The Tide

The Tide
Clare Helen Welsh and Ashling Lindsay
Little Tiger

What a heart-wrenchingly beautiful story Clare Helen Welsh’s little girl narrator tells as she talks of her beloved Grandad. ‘Mummy says that Grandad loves me very much but that sometimes he gets confused.’

We then spend a day with the family at the beach – the child, her mum and Grandpa set up camp and as Mum watches, child and Grandad build sand castles and forts, crown themselves ‘king and queen of net and shells’. They all share a picnic (Grandad gets confused and buries the sandwiches) and then they go rock pooling (Grandad and granddaughter) and watch the movement of the tide as it comes in.

Mum likens Grandad’s memories to the tide – ‘sometimes near and close and full of life. Other times, far away and distant.’

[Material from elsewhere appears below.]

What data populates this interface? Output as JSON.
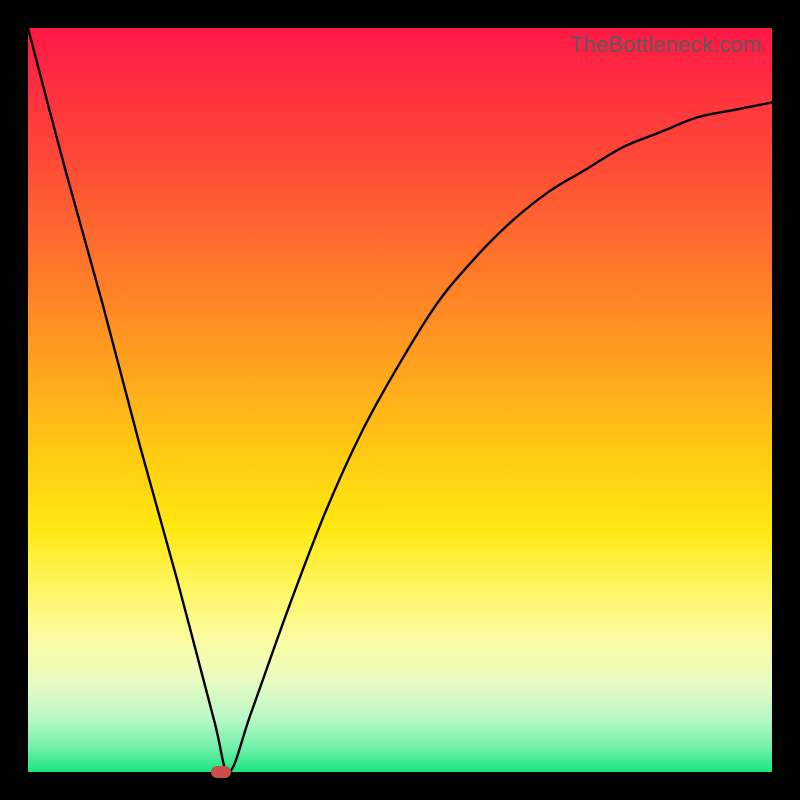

Their musings are broken by voices and the family proceed together to buy ice-creams and again child and grandfather watch the tide

before becoming ankle deep in sea-water.

All too soon it’s time to go home but first they must shake away and wash off the sand and salty water.

Then it’s back home to talk lovingly together about their shared day.

The likening of Grandad’s memory to the ebb and flow of the tide is both moving and enormously powerful: Clare has chosen the perfect figurative language to help children to begin to understand dementia and be at ease with the subject. And, I can think of no better illustrator than Ashling Lindsay whose work I’ve loved since seeing her very first picture book. Her warm colour palette here is just gorgeous, radiating the unconditional love that so clearly exists between family members, especially child and Grandad.

A must have for family collections and for primary schools to share and talk about together.